While the total decline in blood pressure isn't mind-blowing, keep in mind that cutting sugar consumption will also decrease weight, decrease inflammation, help manage insulin resistance and a host of other things that one wouldn't directly related to blood pressure.  Taken as a package, it seems a good idea to drop the sugary beverages.

Thursday, May 20, 2010

Soda Tax

I've written about a so called, "fat tax" in previous posts.  Another concept thrown around every few years is the idea of a "soda tax."  Proponents argue that taxing sodas approximately 1 cent per ounce would "kill two birds with one stone."  First, it would raise much needed revenue.  Second, it would potentially decrease soda consumption and improve the health of individuals in that area.

While there has been some debate on the efficacy of a soda tax, it's been in the news recently as Washington DC recently wrestled with the idea of implementing a soda tax within the district.  

I read this Wall Street Journal blog recently that shared some good information and wanted to pass it along.

Monday, April 26, 2010

More Bad News

News released today that nearly 50% of American adults have high blood pressure, diabetes, or high cholesterol.  All 3 of these are bad in and of themselves, but also strongly predispose to heart disease, the leading killer in the United States.

Dr. Steve Nissen from the Cleveland Clinic is quoted as saying, "These findings are disturbing and reflect the cumulative effects of the modern American lifestyle."

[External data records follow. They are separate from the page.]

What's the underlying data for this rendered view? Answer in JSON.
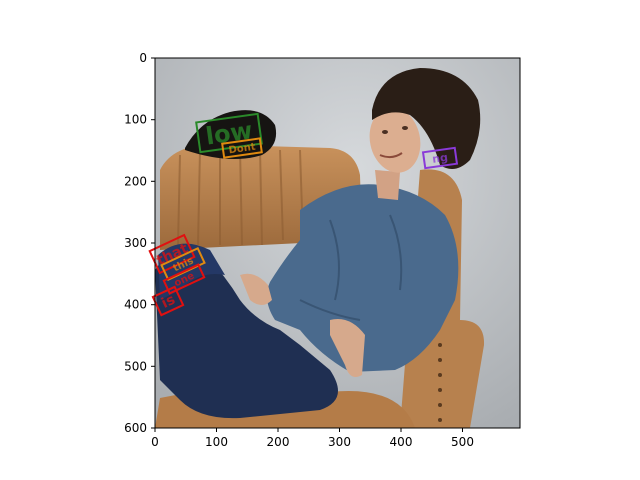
{
  "axes": {
    "x_ticks": [
      "0",
      "100",
      "200",
      "300",
      "400",
      "500"
    ],
    "y_ticks": [
      "0",
      "100",
      "200",
      "300",
      "400",
      "500",
      "600"
    ]
  },
  "photo": {
    "description_icon": "portrait-photo-icon",
    "background_color": "#c9cdd1",
    "chair_color": "#c08a55",
    "shirt_color": "#4a6a8d",
    "jeans_color": "#1f2f52",
    "hair_color": "#2a1e16",
    "hat_color": "#161412"
  },
  "annotations": [
    {
      "text": "low",
      "color": "#2a8a2a",
      "width": 1
    },
    {
      "text": "Dont",
      "color": "#e08a10",
      "width": 1
    },
    {
      "text": "ng",
      "color": "#8a3ad8",
      "width": 1
    },
    {
      "text": "that",
      "color": "#e01010",
      "width": 1
    },
    {
      "text": "this",
      "color": "#e08a10",
      "width": 1
    },
    {
      "text": "one",
      "color": "#e01010",
      "width": 1
    },
    {
      "text": "is",
      "color": "#e01010",
      "width": 1
    }
  ]
}
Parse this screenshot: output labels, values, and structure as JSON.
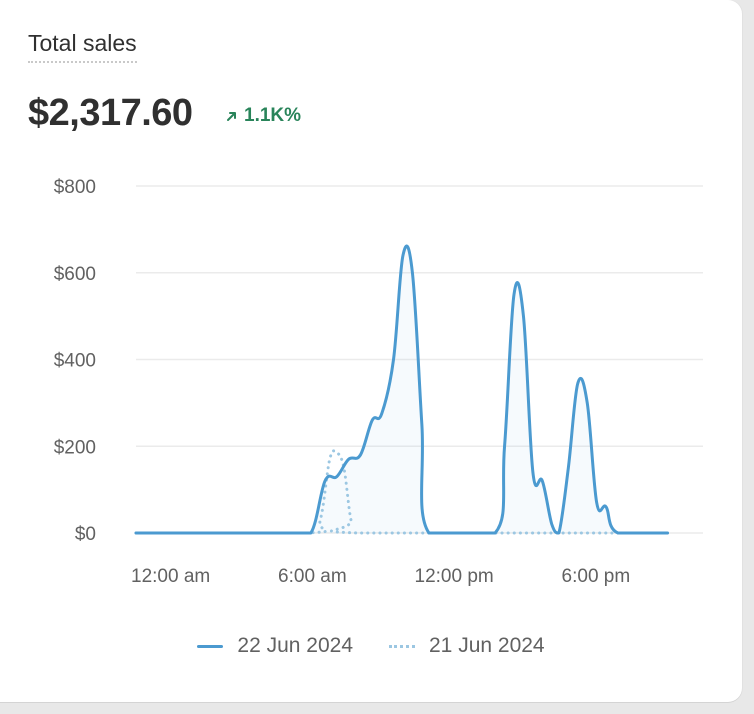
{
  "card": {
    "title": "Total sales",
    "value": "$2,317.60",
    "delta": "1.1K%",
    "delta_icon": "arrow-up-right-icon",
    "colors": {
      "positive": "#29845a",
      "series_current": "#4b9ad0",
      "series_previous": "#9cc7e2",
      "text": "#303030",
      "muted": "#616161",
      "grid": "#ebebeb"
    }
  },
  "legend": {
    "items": [
      {
        "label": "22 Jun 2024",
        "style": "solid"
      },
      {
        "label": "21 Jun 2024",
        "style": "dotted"
      }
    ]
  },
  "chart_data": {
    "type": "line",
    "title": "",
    "xlabel": "",
    "ylabel": "",
    "ylim": [
      0,
      800
    ],
    "xlim": [
      0,
      24
    ],
    "x_ticks": [
      {
        "x": 1,
        "label": "12:00 am"
      },
      {
        "x": 7,
        "label": "6:00 am"
      },
      {
        "x": 13,
        "label": "12:00 pm"
      },
      {
        "x": 19,
        "label": "6:00 pm"
      }
    ],
    "y_ticks": [
      {
        "y": 800,
        "label": "$800"
      },
      {
        "y": 600,
        "label": "$600"
      },
      {
        "y": 400,
        "label": "$400"
      },
      {
        "y": 200,
        "label": "$200"
      },
      {
        "y": 0,
        "label": "$0"
      }
    ],
    "grid": true,
    "legend_position": "bottom",
    "series": [
      {
        "name": "22 Jun 2024",
        "style": "solid",
        "color": "#4b9ad0",
        "points": [
          [
            0,
            0
          ],
          [
            6.5,
            0
          ],
          [
            7.4,
            0
          ],
          [
            8,
            120
          ],
          [
            8.5,
            130
          ],
          [
            9,
            170
          ],
          [
            9.5,
            180
          ],
          [
            10,
            260
          ],
          [
            10.4,
            275
          ],
          [
            10.9,
            400
          ],
          [
            11.3,
            640
          ],
          [
            11.7,
            600
          ],
          [
            12.1,
            250
          ],
          [
            12.4,
            0
          ],
          [
            15.2,
            0
          ],
          [
            15.6,
            200
          ],
          [
            16,
            550
          ],
          [
            16.4,
            500
          ],
          [
            16.8,
            140
          ],
          [
            17.2,
            120
          ],
          [
            17.6,
            20
          ],
          [
            17.9,
            0
          ],
          [
            18.3,
            150
          ],
          [
            18.7,
            345
          ],
          [
            19.1,
            300
          ],
          [
            19.5,
            70
          ],
          [
            19.9,
            60
          ],
          [
            20.4,
            0
          ],
          [
            22.5,
            0
          ]
        ]
      },
      {
        "name": "21 Jun 2024",
        "style": "dotted",
        "color": "#9cc7e2",
        "points": [
          [
            0,
            0
          ],
          [
            7.3,
            0
          ],
          [
            7.8,
            30
          ],
          [
            8.2,
            170
          ],
          [
            8.5,
            185
          ],
          [
            8.8,
            150
          ],
          [
            9.1,
            30
          ],
          [
            9.4,
            0
          ],
          [
            22.5,
            0
          ]
        ]
      }
    ]
  }
}
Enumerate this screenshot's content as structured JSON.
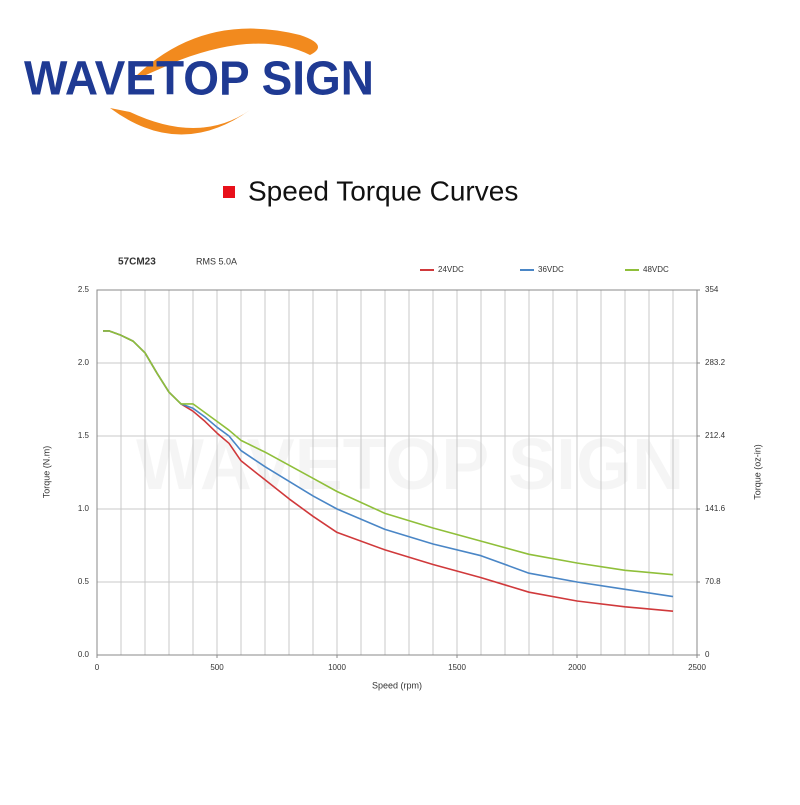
{
  "logo": {
    "text": "WAVETOP SIGN"
  },
  "heading": "Speed Torque Curves",
  "chart_data": {
    "type": "line",
    "title": "57CM23",
    "subtitle": "RMS 5.0A",
    "watermark": "WAVETOP SIGN",
    "x_label": "Speed (rpm)",
    "y_label": "Torque (N.m)",
    "y2_label": "Torque (oz-in)",
    "x": [
      25,
      50,
      100,
      150,
      200,
      250,
      300,
      350,
      400,
      450,
      500,
      550,
      600,
      700,
      800,
      900,
      1000,
      1200,
      1400,
      1600,
      1800,
      2000,
      2200,
      2400
    ],
    "series": [
      {
        "name": "24VDC",
        "color": "#d0393b",
        "values": [
          2.22,
          2.22,
          2.19,
          2.15,
          2.07,
          1.93,
          1.8,
          1.72,
          1.67,
          1.6,
          1.52,
          1.45,
          1.33,
          1.2,
          1.07,
          0.95,
          0.84,
          0.72,
          0.62,
          0.53,
          0.43,
          0.37,
          0.33,
          0.3
        ]
      },
      {
        "name": "36VDC",
        "color": "#4a86c6",
        "values": [
          2.22,
          2.22,
          2.19,
          2.15,
          2.07,
          1.93,
          1.8,
          1.72,
          1.69,
          1.63,
          1.56,
          1.5,
          1.4,
          1.29,
          1.19,
          1.09,
          1.0,
          0.86,
          0.76,
          0.68,
          0.56,
          0.5,
          0.45,
          0.4
        ]
      },
      {
        "name": "48VDC",
        "color": "#8fbf3a",
        "values": [
          2.22,
          2.22,
          2.19,
          2.15,
          2.07,
          1.93,
          1.8,
          1.72,
          1.72,
          1.66,
          1.6,
          1.54,
          1.47,
          1.39,
          1.3,
          1.21,
          1.12,
          0.97,
          0.87,
          0.78,
          0.69,
          0.63,
          0.58,
          0.55
        ]
      }
    ],
    "xlim": [
      0,
      2500
    ],
    "xticks": [
      0,
      500,
      1000,
      1500,
      2000,
      2500
    ],
    "x_grid": [
      100,
      200,
      300,
      400,
      500,
      600,
      700,
      800,
      900,
      1000,
      1100,
      1200,
      1300,
      1400,
      1500,
      1600,
      1700,
      1800,
      1900,
      2000,
      2100,
      2200,
      2300,
      2400
    ],
    "ylim": [
      0,
      2.5
    ],
    "yticks": [
      {
        "value": 0,
        "label": "0.0"
      },
      0.5,
      {
        "value": 1,
        "label": "1.0"
      },
      1.5,
      {
        "value": 2,
        "label": "2.0"
      },
      2.5
    ],
    "y2lim": [
      0,
      354
    ],
    "y2ticks": [
      0,
      70.8,
      141.6,
      212.4,
      283.2,
      354
    ],
    "grid": true,
    "legend": "top"
  }
}
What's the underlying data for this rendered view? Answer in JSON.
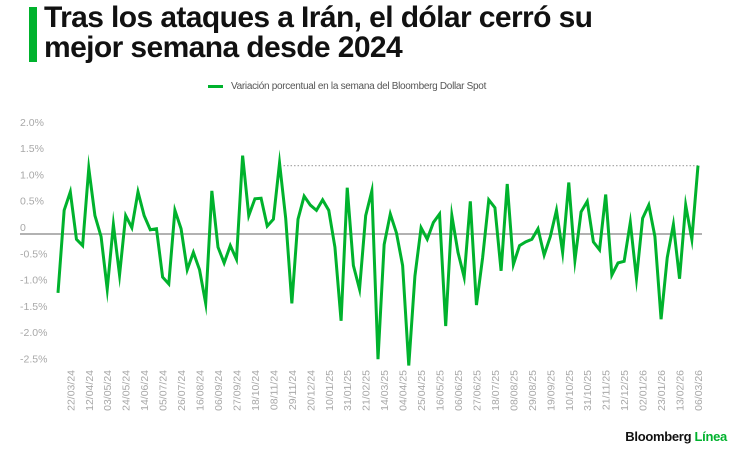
{
  "header": {
    "title": "Tras los ataques a Irán, el dólar cerró su mejor semana desde 2024",
    "accent_color": "#00b22d"
  },
  "legend": {
    "label": "Variación porcentual en la semana del Bloomberg Dollar Spot",
    "color": "#00b22d"
  },
  "branding": {
    "name_part1": "Bloomberg",
    "name_part2": "Línea"
  },
  "chart_data": {
    "type": "line",
    "title": "Tras los ataques a Irán, el dólar cerró su mejor semana desde 2024",
    "xlabel": "",
    "ylabel": "",
    "ylim": [
      -2.5,
      2.0
    ],
    "yticks": [
      2.0,
      1.5,
      1.0,
      0.5,
      0,
      -0.5,
      -1.0,
      -1.5,
      -2.0,
      -2.5
    ],
    "ytick_labels": [
      "2.0%",
      "1.5%",
      "1.0%",
      "0.5%",
      "0",
      "-0.5%",
      "-1.0%",
      "-1.5%",
      "-2.0%",
      "-2.5%"
    ],
    "xtick_labels": [
      "22/03/24",
      "12/04/24",
      "03/05/24",
      "24/05/24",
      "14/06/24",
      "05/07/24",
      "26/07/24",
      "16/08/24",
      "06/09/24",
      "27/09/24",
      "18/10/24",
      "08/11/24",
      "29/11/24",
      "20/12/24",
      "10/01/25",
      "31/01/25",
      "21/02/25",
      "14/03/25",
      "04/04/25",
      "25/04/25",
      "16/05/25",
      "06/06/25",
      "27/06/25",
      "18/07/25",
      "08/08/25",
      "29/08/25",
      "19/09/25",
      "10/10/25",
      "31/10/25",
      "21/11/25",
      "12/12/25",
      "02/01/26",
      "23/01/26",
      "13/02/26",
      "06/03/26"
    ],
    "xtick_start_index": 2,
    "xtick_step": 3,
    "grid": false,
    "legend_position": "top-center",
    "reference_line": {
      "value": 1.3,
      "style": "dotted",
      "from_label": "15/11/24",
      "to_label": "06/03/26"
    },
    "series": [
      {
        "name": "Variación porcentual en la semana del Bloomberg Dollar Spot",
        "color": "#00b22d",
        "start_date": "08/03/24",
        "frequency": "weekly",
        "values": [
          -1.12,
          0.45,
          0.8,
          -0.1,
          -0.22,
          1.25,
          0.35,
          -0.05,
          -1.05,
          0.18,
          -0.78,
          0.35,
          0.12,
          0.8,
          0.35,
          0.08,
          0.1,
          -0.82,
          -0.95,
          0.45,
          0.1,
          -0.68,
          -0.35,
          -0.68,
          -1.32,
          0.82,
          -0.25,
          -0.55,
          -0.22,
          -0.48,
          1.49,
          0.35,
          0.67,
          0.68,
          0.15,
          0.28,
          1.35,
          0.3,
          -1.32,
          0.28,
          0.72,
          0.55,
          0.45,
          0.65,
          0.45,
          -0.25,
          -1.65,
          0.88,
          -0.6,
          -1.05,
          0.35,
          0.82,
          -2.38,
          -0.2,
          0.38,
          0.02,
          -0.6,
          -2.5,
          -0.8,
          0.12,
          -0.1,
          0.22,
          0.38,
          -1.75,
          0.35,
          -0.35,
          -0.82,
          0.62,
          -1.35,
          -0.45,
          0.65,
          0.5,
          -0.7,
          0.95,
          -0.58,
          -0.22,
          -0.15,
          -0.1,
          0.1,
          -0.4,
          -0.05,
          0.45,
          -0.35,
          0.98,
          -0.5,
          0.42,
          0.62,
          -0.15,
          -0.3,
          0.75,
          -0.78,
          -0.55,
          -0.52,
          0.22,
          -0.85,
          0.3,
          0.55,
          -0.05,
          -1.62,
          -0.45,
          0.18,
          -0.85,
          0.55,
          -0.1,
          1.3
        ]
      }
    ]
  }
}
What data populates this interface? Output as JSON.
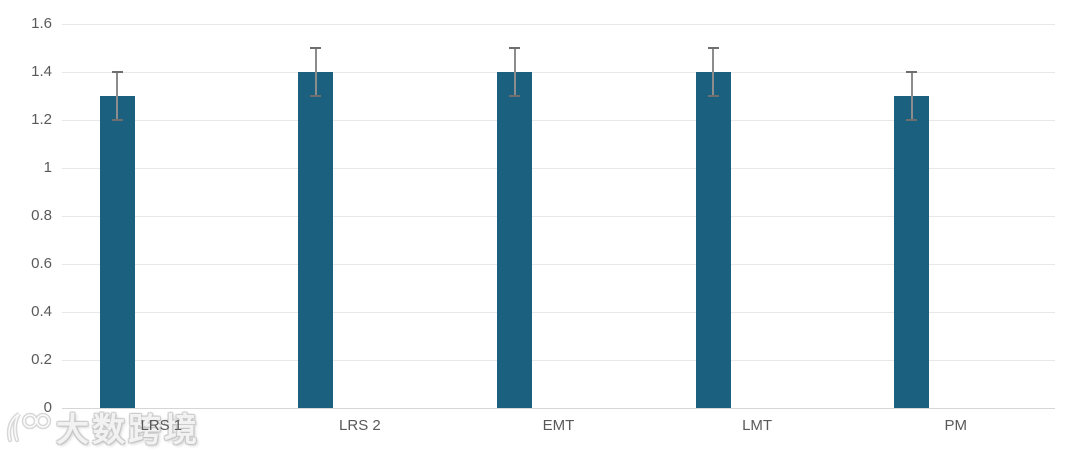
{
  "chart_data": {
    "type": "bar",
    "title": "",
    "xlabel": "",
    "ylabel": "",
    "categories": [
      "LRS 1",
      "LRS 2",
      "EMT",
      "LMT",
      "PM"
    ],
    "values": [
      1.3,
      1.4,
      1.4,
      1.4,
      1.3
    ],
    "error_bars": [
      0.1,
      0.1,
      0.1,
      0.1,
      0.1
    ],
    "ylim": [
      0,
      1.6
    ],
    "ytick_labels": [
      "0",
      "0.2",
      "0.4",
      "0.6",
      "0.8",
      "1",
      "1.2",
      "1.4",
      "1.6"
    ],
    "ytick_values": [
      0,
      0.2,
      0.4,
      0.6,
      0.8,
      1,
      1.2,
      1.4,
      1.6
    ],
    "grid": "horizontal",
    "legend": "none",
    "colors": {
      "bar_fill": "#1b617f",
      "error_line": "#8c8c8c",
      "error_cap": "#6e6e6e",
      "gridline": "#e8e8e8",
      "baseline": "#d6d6d6",
      "tick_label": "#595959"
    }
  },
  "watermark": {
    "text": "大数跨境",
    "logo": "100-swirl-logo",
    "color": "#cfcfcf"
  }
}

Our inattentiveness to healthy diets, lack of exercise and general disregard for our personal health is taking a toll. Where will we be a generation from now?

Friday, April 23, 2010

Bad News About School Lunches

Is our overweight problem a threat to national security?  A group of retired military officers state that school lunches are so unhealthy, they are making future soldiers "too fat to fight."  Currently, 27 million young adults are deemed too fat to serve in the military. 

Let's remember that these fat kids become fat adults.  Our current health crisis starts with overweight and sick kids.  We are setting ourselves up for a dangerous future.